I have so much....for the past few years I have really felt that God is calling me to simplify...to live off of less.  This stuff that I have surrounded myself with is nothing but a distraction, getting in the way of my relationship with God and with my family and friends.  Although I want to simplify, I want to sell everything and give it to the poor, I struggle.  It is hard to give up this stuff that I am so attached to.  Every month or so I go through my closet getting rid of clothes that I have not worn.  I try to buy less....and when I do shop I try to make my purchases form thrift stores, local businesses, or companies who use their income to support people in need.  Finally, I give my money away often....donating money to organizations like the mocha club, compassion international, charity water, and my good friends in Nsoko Swaziland.  But all of these things are still fairly comfortable.  It is easy to toss a few t shirts in a garbage bag and pass them along to a good will.  It is easy to find some sweet kicks from TOMs Shoes, buy them, and feel good about myself.  And it is easy to make a quick online payment to an organization that is doing great work in some developing country.  All of these things are great....and honestly I am proud of my ability to be aware of my consumption and try to help others through my purchases...but I still want to do more.  And this next step has been real difficult.  Giving up my comfort so that others may simply live sounds easy enough but it has been a surprisingly difficult challenge.  I think the hardest part of this is that I am so removed from the extreme poverty that is a reality to so many people. 

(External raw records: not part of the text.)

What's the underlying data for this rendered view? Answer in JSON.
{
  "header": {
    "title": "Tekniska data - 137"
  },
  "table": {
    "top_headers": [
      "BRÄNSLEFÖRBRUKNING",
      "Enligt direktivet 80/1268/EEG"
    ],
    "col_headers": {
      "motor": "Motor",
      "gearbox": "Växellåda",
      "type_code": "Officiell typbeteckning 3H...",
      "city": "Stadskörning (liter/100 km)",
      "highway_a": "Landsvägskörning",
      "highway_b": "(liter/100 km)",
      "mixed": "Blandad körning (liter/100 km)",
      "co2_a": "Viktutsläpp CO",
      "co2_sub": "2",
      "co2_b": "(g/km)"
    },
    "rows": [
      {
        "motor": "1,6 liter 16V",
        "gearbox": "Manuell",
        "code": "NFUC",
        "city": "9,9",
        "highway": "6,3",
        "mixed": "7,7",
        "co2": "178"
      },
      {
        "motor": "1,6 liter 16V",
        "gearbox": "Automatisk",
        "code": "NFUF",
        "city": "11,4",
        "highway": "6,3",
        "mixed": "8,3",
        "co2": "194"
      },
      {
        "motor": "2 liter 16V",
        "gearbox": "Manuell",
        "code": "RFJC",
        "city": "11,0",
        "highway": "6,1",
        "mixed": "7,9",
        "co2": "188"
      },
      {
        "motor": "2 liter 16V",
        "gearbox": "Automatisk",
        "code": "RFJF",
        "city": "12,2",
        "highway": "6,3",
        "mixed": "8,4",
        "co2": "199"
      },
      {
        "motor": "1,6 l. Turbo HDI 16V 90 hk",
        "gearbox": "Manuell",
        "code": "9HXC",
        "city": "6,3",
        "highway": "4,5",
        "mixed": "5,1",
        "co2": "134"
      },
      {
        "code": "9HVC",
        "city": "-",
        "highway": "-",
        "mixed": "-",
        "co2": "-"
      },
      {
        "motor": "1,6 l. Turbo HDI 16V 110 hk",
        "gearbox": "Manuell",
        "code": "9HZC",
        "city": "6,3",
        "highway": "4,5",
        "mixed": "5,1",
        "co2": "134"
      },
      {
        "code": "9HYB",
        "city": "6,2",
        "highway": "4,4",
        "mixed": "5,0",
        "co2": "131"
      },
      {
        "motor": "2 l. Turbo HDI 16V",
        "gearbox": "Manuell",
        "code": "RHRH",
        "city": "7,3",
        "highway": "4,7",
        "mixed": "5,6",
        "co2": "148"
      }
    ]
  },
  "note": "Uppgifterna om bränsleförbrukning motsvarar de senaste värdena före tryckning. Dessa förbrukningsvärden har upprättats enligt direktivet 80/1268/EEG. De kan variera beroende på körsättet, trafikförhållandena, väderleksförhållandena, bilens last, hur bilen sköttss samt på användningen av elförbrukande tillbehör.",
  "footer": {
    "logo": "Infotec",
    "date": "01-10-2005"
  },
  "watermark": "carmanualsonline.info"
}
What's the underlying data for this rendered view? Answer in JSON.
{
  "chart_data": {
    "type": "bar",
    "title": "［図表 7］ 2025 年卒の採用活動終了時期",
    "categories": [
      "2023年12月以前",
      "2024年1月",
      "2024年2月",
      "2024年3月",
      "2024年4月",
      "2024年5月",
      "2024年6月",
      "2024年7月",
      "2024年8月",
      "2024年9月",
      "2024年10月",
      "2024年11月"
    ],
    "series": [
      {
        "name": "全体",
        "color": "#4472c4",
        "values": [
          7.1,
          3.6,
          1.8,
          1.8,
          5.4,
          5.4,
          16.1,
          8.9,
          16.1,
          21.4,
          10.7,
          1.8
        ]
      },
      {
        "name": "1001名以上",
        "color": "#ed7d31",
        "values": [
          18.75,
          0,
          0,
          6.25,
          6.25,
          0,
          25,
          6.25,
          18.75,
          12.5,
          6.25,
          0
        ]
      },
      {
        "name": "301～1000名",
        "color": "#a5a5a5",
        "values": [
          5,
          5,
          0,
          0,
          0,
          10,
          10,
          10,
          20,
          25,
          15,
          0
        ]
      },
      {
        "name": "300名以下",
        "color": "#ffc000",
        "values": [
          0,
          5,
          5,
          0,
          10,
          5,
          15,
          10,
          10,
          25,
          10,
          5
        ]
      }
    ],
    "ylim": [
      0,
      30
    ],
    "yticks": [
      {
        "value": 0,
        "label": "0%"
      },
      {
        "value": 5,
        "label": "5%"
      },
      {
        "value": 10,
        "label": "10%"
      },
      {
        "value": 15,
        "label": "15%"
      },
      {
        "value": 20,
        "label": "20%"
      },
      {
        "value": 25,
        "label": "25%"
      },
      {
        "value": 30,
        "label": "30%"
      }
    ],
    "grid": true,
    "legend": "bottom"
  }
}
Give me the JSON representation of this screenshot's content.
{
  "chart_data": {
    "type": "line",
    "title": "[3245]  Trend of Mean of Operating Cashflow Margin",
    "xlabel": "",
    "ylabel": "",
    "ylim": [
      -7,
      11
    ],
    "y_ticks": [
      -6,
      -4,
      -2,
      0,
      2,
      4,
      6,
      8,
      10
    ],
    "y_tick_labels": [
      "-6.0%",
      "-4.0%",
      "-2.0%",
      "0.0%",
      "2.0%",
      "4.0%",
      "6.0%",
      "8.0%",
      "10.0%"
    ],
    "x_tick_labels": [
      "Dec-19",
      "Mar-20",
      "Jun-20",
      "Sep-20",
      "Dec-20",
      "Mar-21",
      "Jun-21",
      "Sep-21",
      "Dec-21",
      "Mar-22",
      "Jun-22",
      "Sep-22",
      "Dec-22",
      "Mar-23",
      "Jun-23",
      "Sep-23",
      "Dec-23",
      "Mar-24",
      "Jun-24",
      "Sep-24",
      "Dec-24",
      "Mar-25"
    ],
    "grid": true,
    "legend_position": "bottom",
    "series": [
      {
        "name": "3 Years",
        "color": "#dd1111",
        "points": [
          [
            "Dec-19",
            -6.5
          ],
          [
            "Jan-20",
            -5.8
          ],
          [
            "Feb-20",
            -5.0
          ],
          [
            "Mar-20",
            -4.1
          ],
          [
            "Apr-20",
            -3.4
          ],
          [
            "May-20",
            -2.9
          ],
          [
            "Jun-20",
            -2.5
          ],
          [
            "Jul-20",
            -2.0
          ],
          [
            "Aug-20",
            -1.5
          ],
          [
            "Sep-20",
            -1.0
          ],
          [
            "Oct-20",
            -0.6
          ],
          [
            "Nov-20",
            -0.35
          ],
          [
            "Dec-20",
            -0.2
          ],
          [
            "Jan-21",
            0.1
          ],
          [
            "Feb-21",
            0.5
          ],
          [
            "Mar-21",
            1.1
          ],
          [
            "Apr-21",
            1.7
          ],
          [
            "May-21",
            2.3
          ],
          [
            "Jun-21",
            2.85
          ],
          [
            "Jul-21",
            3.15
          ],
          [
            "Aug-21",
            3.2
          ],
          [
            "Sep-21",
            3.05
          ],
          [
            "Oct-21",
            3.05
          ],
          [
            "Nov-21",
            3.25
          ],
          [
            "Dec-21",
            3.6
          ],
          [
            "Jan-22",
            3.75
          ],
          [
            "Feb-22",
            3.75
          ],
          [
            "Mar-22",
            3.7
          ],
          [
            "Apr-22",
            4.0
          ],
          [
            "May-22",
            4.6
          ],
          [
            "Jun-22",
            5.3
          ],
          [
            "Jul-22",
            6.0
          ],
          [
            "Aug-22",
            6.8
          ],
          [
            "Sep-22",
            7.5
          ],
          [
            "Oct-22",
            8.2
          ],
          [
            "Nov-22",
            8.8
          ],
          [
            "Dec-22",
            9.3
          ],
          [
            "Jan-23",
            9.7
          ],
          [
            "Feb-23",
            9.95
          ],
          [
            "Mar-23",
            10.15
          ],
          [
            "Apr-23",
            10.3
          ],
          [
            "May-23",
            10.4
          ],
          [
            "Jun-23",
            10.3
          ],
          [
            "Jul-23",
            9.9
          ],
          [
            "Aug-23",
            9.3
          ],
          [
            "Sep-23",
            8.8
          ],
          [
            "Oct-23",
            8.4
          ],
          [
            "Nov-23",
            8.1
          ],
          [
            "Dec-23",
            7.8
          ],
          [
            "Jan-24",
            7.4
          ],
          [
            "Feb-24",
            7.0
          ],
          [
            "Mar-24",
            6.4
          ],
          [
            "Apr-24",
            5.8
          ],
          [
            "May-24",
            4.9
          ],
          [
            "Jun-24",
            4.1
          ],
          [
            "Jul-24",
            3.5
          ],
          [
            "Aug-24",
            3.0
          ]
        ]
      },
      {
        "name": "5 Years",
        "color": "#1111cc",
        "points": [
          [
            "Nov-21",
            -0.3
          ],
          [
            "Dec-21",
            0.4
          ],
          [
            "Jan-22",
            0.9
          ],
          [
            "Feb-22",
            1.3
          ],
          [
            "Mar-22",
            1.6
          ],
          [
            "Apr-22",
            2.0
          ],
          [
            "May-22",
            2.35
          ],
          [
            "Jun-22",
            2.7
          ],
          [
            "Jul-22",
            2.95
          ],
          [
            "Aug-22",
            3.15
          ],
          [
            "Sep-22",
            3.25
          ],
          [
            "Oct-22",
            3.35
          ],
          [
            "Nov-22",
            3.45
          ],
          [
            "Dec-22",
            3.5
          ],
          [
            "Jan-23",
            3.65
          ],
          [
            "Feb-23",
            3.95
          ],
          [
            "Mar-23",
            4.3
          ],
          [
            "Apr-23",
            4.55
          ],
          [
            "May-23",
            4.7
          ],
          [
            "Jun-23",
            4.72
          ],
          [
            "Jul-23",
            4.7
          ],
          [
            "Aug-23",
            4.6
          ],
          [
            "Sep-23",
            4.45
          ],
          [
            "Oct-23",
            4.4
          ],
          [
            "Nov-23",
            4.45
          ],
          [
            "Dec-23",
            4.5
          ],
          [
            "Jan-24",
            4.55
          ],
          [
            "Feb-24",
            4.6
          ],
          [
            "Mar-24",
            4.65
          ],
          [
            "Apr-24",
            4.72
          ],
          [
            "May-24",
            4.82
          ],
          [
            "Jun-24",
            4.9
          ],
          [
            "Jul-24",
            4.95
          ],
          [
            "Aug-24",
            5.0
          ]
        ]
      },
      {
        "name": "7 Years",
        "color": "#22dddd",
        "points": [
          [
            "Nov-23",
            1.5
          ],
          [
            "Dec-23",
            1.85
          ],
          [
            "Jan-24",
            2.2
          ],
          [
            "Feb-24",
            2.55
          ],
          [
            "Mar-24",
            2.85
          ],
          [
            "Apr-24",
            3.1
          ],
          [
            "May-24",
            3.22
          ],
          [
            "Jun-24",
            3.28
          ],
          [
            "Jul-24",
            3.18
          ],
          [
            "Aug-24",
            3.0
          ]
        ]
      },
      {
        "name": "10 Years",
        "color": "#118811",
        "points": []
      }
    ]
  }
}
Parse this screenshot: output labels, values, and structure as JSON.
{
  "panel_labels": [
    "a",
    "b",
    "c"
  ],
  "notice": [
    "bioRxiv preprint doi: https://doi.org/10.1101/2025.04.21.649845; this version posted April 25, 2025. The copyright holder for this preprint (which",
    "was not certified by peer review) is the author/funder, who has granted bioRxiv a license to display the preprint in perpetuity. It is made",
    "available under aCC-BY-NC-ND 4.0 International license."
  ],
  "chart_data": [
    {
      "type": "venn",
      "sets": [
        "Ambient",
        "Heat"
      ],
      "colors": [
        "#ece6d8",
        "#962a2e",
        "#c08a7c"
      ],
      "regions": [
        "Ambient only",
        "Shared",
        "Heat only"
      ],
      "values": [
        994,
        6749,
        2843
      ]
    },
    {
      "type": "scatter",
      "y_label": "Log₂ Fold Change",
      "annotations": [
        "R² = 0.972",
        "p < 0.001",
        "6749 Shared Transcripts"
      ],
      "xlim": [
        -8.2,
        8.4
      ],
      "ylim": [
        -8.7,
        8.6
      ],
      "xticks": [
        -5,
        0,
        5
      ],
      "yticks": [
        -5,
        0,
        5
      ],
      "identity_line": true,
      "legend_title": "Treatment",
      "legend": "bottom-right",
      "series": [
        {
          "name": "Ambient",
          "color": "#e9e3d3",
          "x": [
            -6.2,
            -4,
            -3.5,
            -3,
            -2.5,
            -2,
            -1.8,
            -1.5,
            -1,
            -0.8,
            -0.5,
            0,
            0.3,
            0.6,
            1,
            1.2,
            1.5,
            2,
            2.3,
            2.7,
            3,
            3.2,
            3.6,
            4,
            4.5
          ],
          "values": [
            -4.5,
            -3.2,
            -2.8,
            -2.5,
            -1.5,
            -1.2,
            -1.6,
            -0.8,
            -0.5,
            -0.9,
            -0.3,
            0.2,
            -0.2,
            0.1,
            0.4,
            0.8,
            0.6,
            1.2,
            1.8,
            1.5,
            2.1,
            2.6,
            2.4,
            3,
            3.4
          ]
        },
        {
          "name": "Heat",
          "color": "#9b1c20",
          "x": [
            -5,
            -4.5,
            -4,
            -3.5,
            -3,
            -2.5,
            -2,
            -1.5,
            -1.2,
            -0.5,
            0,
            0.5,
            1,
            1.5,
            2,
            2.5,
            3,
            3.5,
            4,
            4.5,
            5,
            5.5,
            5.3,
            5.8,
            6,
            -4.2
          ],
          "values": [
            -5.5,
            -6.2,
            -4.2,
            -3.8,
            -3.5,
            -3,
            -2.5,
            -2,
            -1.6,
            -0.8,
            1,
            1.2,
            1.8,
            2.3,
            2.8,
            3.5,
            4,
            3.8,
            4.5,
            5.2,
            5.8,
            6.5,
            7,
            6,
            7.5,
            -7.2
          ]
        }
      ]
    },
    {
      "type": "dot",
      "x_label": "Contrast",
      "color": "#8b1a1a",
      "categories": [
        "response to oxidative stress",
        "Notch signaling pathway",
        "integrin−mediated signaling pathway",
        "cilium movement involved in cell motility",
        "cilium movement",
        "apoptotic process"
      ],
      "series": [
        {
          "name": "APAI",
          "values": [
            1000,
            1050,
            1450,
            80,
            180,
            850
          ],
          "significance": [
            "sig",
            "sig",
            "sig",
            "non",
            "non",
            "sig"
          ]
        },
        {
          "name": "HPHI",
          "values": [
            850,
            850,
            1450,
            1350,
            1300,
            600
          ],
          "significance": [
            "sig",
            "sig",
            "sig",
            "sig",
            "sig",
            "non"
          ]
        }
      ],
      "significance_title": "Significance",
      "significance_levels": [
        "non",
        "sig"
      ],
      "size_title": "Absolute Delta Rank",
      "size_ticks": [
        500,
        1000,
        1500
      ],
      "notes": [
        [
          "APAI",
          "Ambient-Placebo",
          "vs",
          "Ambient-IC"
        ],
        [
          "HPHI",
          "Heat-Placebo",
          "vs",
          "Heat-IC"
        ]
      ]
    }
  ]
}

We need to become aware of these problems first hand, searching out opportunities to serve and use our resources to help others.  I am so thankful that God brought me to the Cabin Coffee Shop on this brisk Saturday evening, I am glad that we took our homework break when we did, and I am thankful that God has given me the ability to provide my new friend with a meal.  I pray that God will continue to give me opportunities like this one.  I pray that I will not only continue to feel convicted to live a simpler life but that also I have the strength to live a less comfortable life so that others can simply live.  Finally, I pray that God will give me the opportunity and the strength to live in a place where I will see this need daily.  Not so that I can give people who are less fortunate than I am sympathy and a warm meal but so that I can learn to love others more than I love myself.

I think that that is really what it all comes down to...love.  This lifestyle of simiplicity will be nothing but common sense when we learn to love God and others more than ourselves.